What it means to find a “weak spot” in HIV

What it means to find a “weak spot” in HIV
This week, researchers from the National Institutes of Health reported that they’ve found a new “weak spot” in HIV that they hope to be able to exploit to design an effective vaccine.

HIV head

that they’ve found a new “weak spot” in HIV that they hope to be able to exploit to design an effective vaccine. It’s an exciting proposition, as the disease continues to ravage people around the globe while confounding efforts to create an effective cure. This breakthrough wouldn’t lead to a cure for those already infected, but it could dramatically slow the spread of the disease to new people.

The study looked at the antibodies present in an unnamed patient, finding a very strong binder to the HIV viral capsids called VRC34.01 , part of a group called broadly neutralizing HIV antibodies (bnAbs). They found that it is effective at stopping HIV from infecting cells, meaning that if they can design a vaccine to prompt the body to release this antibody, it’s possible they could cheaply make most or all people immune.

What’s most interesting is that these antibodies seem to bind to the so-called “fusion peptide” that allows the virus to fuse with and enter a cell. That’s important because the fusion peptide is very short, only eight amino acids long. This means that there’s not much room for evolution to screw with the sequence — changing any one animo acid changes 12.5% of the overall sequence, likely making fusion impossible.

This means that VRC34.01 can rely on an unchanging target sequence. And since this fusion peptide must get right up close to a cell surface in order to work, the virus can’t just grow a big bump to physically block the antibody from getting in. Though HIV is legendary for its ability to quickly evolve in response to a medicine or any other pressure, even it can’t survival-of-the-fittest its way out of certain multi-faceted problems.

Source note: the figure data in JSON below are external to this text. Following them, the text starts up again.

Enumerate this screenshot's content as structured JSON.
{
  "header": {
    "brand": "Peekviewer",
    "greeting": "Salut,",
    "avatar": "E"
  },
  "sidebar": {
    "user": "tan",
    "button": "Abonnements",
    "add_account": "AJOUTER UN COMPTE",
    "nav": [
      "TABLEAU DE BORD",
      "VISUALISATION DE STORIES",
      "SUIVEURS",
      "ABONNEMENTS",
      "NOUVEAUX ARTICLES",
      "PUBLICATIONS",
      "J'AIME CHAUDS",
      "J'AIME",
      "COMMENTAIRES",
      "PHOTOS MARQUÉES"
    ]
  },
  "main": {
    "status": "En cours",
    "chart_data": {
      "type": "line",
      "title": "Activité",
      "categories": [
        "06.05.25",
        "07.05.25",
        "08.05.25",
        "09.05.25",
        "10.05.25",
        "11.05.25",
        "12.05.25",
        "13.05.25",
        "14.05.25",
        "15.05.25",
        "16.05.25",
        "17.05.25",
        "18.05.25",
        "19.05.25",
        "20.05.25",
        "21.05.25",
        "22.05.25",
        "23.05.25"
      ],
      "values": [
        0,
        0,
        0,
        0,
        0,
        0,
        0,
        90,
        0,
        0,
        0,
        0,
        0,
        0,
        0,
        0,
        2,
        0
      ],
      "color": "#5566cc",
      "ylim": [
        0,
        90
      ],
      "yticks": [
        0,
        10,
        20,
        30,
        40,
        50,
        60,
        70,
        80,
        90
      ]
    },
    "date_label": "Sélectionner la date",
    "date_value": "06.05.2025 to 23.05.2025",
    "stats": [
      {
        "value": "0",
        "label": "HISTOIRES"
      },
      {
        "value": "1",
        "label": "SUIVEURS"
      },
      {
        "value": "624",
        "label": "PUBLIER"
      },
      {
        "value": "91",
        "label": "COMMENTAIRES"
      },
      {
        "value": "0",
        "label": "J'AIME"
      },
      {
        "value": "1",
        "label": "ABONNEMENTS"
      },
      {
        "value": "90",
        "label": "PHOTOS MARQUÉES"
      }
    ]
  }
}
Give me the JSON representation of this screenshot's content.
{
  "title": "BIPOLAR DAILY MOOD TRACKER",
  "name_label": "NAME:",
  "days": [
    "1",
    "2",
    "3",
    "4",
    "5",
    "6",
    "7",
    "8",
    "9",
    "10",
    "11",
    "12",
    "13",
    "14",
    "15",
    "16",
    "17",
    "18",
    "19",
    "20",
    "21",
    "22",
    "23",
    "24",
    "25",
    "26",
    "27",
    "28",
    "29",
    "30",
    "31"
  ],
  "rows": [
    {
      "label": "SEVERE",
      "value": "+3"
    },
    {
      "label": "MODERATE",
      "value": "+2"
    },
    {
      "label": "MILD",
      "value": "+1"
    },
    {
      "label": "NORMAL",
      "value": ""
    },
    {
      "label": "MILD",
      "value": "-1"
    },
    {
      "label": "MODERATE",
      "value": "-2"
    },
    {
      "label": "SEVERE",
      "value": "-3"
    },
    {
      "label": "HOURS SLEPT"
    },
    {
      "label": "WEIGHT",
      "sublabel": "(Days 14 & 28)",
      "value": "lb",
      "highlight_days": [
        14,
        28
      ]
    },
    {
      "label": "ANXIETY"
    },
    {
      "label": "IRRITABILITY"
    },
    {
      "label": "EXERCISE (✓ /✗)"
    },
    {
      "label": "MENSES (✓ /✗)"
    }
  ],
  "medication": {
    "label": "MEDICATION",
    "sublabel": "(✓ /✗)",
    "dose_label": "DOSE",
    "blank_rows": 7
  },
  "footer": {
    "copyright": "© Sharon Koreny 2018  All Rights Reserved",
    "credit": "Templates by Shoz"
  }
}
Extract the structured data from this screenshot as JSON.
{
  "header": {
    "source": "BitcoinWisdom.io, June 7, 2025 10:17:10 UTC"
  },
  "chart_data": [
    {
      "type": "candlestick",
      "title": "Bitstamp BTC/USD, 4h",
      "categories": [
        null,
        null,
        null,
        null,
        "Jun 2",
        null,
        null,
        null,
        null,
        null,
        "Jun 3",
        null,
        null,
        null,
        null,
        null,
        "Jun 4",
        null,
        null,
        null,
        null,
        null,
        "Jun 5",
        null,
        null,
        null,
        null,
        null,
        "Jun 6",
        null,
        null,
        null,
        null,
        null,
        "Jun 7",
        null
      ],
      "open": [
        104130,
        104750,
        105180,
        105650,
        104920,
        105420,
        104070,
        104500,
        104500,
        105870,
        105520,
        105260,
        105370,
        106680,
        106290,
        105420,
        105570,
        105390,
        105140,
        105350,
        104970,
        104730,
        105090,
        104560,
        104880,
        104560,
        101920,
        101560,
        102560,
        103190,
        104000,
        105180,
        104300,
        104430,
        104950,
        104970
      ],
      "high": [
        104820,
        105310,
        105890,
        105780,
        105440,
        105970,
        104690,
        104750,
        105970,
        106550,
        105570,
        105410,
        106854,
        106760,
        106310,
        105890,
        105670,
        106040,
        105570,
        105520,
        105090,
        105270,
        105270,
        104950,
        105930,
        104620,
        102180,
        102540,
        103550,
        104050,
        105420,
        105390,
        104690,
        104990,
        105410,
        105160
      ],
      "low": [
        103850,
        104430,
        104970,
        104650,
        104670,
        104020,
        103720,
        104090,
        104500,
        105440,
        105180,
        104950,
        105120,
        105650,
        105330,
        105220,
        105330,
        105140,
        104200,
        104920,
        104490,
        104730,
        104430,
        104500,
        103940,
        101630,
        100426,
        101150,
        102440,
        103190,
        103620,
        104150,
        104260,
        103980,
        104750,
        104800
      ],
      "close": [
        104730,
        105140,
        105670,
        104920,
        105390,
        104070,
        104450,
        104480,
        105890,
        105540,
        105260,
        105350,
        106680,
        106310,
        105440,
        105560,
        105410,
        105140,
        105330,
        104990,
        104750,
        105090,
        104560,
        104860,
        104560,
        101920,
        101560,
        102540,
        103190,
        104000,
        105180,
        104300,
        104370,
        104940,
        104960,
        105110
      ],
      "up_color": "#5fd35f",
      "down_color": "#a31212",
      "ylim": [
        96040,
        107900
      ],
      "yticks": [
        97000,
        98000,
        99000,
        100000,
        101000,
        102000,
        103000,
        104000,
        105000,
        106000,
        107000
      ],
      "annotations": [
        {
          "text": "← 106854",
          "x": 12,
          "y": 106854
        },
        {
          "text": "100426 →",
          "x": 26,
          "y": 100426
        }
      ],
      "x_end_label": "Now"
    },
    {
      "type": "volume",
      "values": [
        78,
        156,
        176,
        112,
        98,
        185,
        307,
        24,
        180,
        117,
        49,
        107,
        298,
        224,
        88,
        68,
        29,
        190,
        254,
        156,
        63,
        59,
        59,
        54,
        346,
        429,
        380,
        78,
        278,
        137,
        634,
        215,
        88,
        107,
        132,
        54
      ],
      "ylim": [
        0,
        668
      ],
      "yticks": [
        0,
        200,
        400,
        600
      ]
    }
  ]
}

That’s what makes this a “weak spot” — past miracle cures like AZT work for a while, but HIV always finds a way to modify or live without the specific structure involved in the drug’s action, and so eventually patients stop seeing benefits from the drug. By targeting a sequence that HIV cannot modify or hide away without making itself useless, the hope is that this could be the perfect defense mechanism.

The antigen stimulates release of the antibody — so now these scientists need to find an antigen that corresponds to the newly discovered antibody.

The thing about antibodies is that they do their work in the areas between cells, which means they can stop viruses from getting into cells, or between cells, but once genetic material does get inside a cell, it’s in there. So these antibodies will do nothing for HIV positive people, but they could provide yet another means to partially repress the spread of the virus within the body. It’s this spread that causes HIV to become “full blown” AIDS, and keeping that spread slow and the “viral load” low is important to keeping HIV positive people from developing symptoms.

Like cancer research, HIV research has had so many “breakthroughs” that people naturally get cynical about any progress seemingly made toward a wide-ranging cure. But these sorts of partial cures have turned HIV from an assured, and quite proximate death into a dangerous but manageable disease, like diabetes. Between management of infected people, and prevention of further spread of the infection, it should be possible to effectively “cure” the disease, or at least its symptoms.

One interesting side note is that HIV is very similar to the hijacked viruses that deliver engineered genes in advanced biological experiments and bleeding edge medical treatments. Could a therapy like this make an HIV-positive person immune to potentially life-extending gene therapies, as well?